Como a despedida indireta acarreta o fim do elo empregatício, só deve ser reconhecida se a falta praticada pelo empregador justificar a drástica medida, sempre se levando em conta o sentido da preservação do emprego.

Fixados estes parâmetros, passa-se a análise da matéria.

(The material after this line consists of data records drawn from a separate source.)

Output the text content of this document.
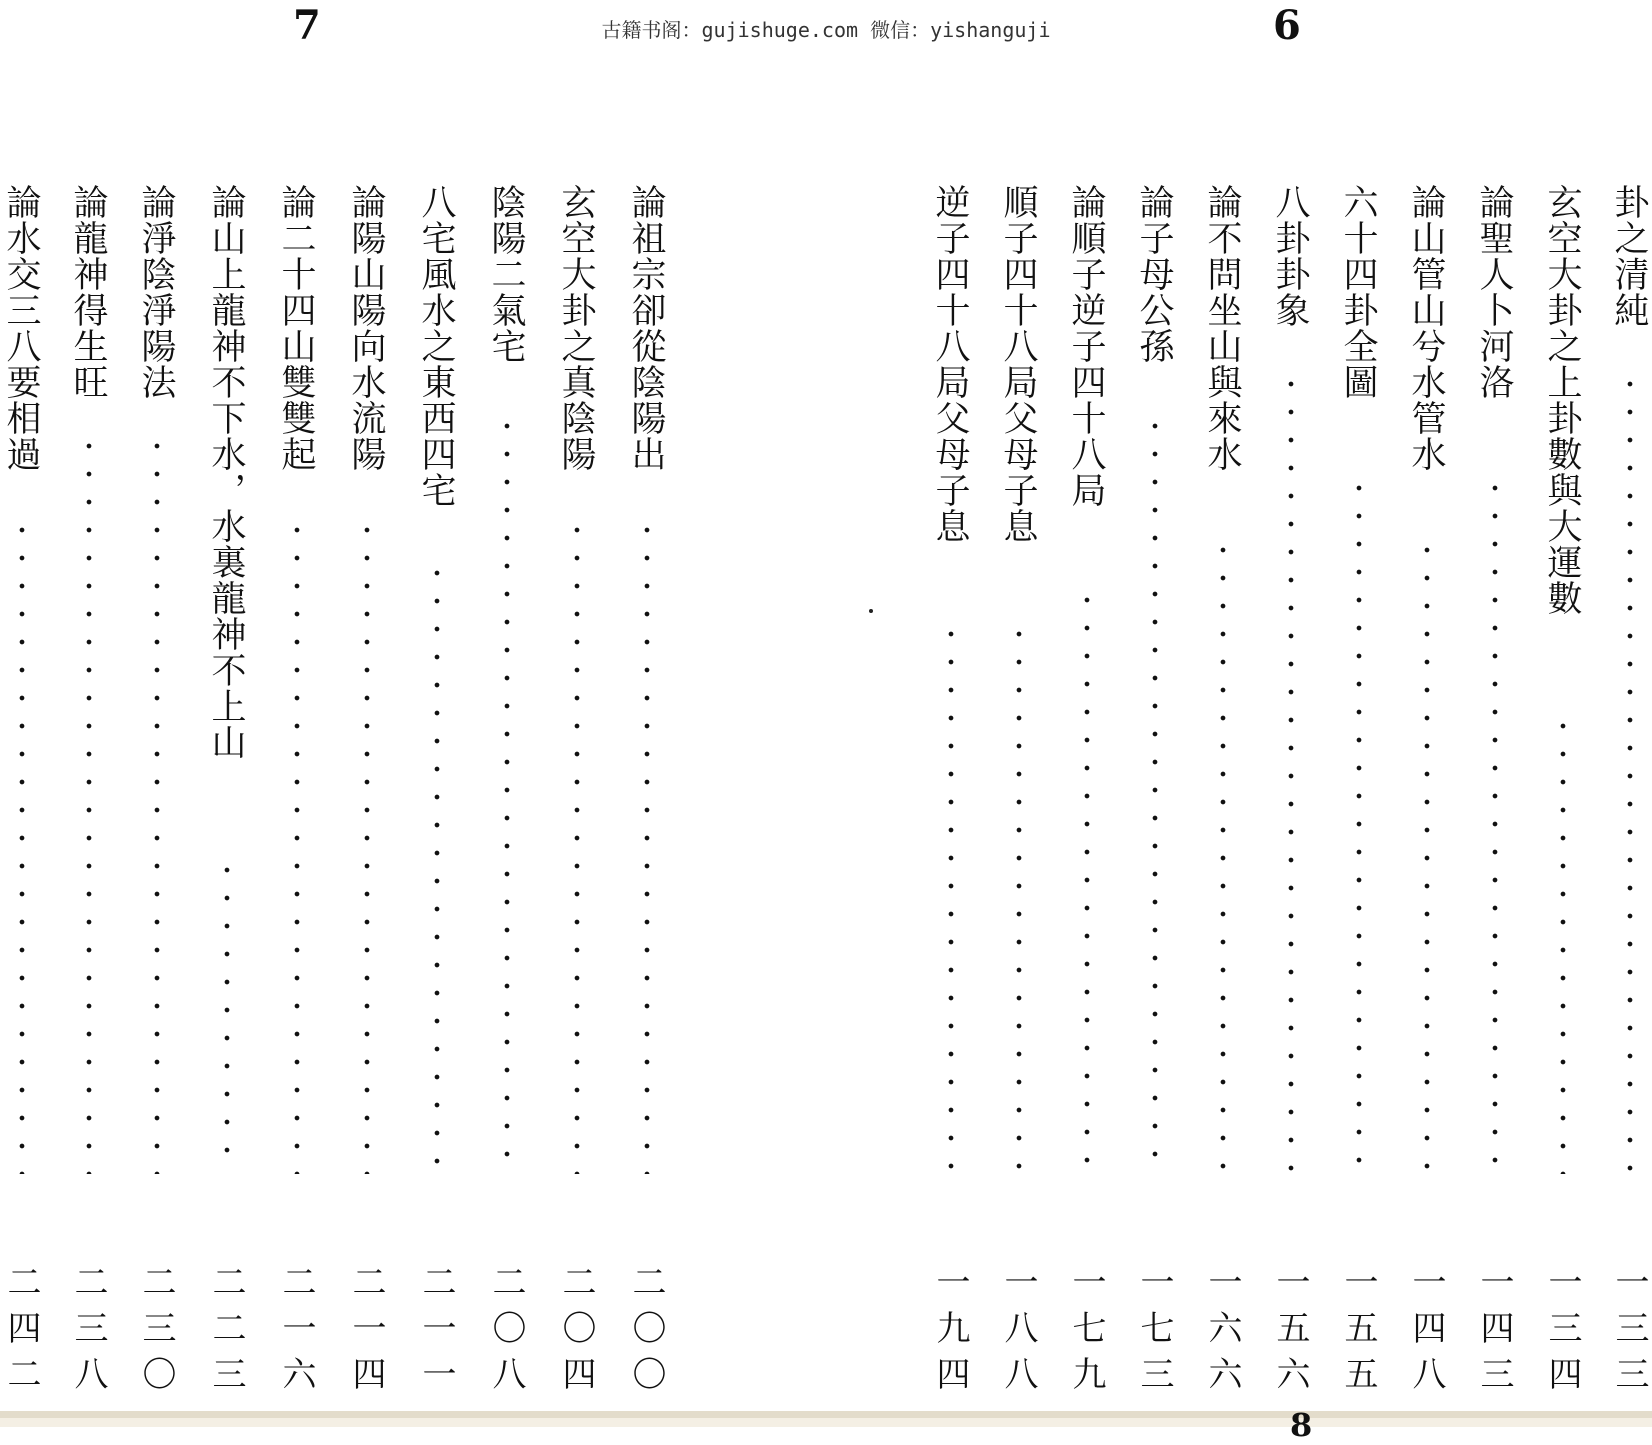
7	古籍书阁：gujishuge.com 微信：yishanguji	6
論祖宗卻從陰陽出
二〇〇
玄空大卦之真陰陽
二〇四
陰陽二氣宅
二〇八
八宅風水之東西四宅
二一一
論陽山陽向水流陽
二一四
論二十四山雙雙起
二一六
論山上龍神不下水，水裏龍神不上山
二二三
論淨陰淨陽法
二三〇
論龍神得生旺
二三八
論水交三八要相過
二四二
卦之清純
一三三
玄空大卦之上卦數與大運數
一三四
論聖人卜河洛
一四三
論山管山兮水管水
一四八
六十四卦全圖
一五五
八卦卦象
一五六
論不問坐山與來水
一六六
論子母公孫
一七三
論順子逆子四十八局
一七九
順子四十八局父母子息
一八八
逆子四十八局父母子息
一九四
8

Segundo a vestibular, o autor foi admitido pela Transtol em 10.11.2012, para exercer a função de motorista urbano, sendo posteriormente transferido em 7.7.2013 para a empresa Rondônia Transportes Ltda., do mesmo grupo econômico da primeira; que foi vítima de nove assaltos na condução do veículo; que registrou os fatos  mediante boletim de ocorrência reportando-se às empresas para tomarem as medidas pertinentes; que as mesmas permaneceram inerte aos acontecimentos, pondo em risco sua vida; que trabalhou com o contínuo medo de sofrer novas abordagens criminosas e que vem recebendo tratamento psicológico, sendo diagnosticado com TEPT (transtorno de estresse pós traumático). Por esses motivos, pleiteou a rescisão indireta contratual com fulcro no art. 483, alínea "c", da CLT (perigo manifesto de mal considerável).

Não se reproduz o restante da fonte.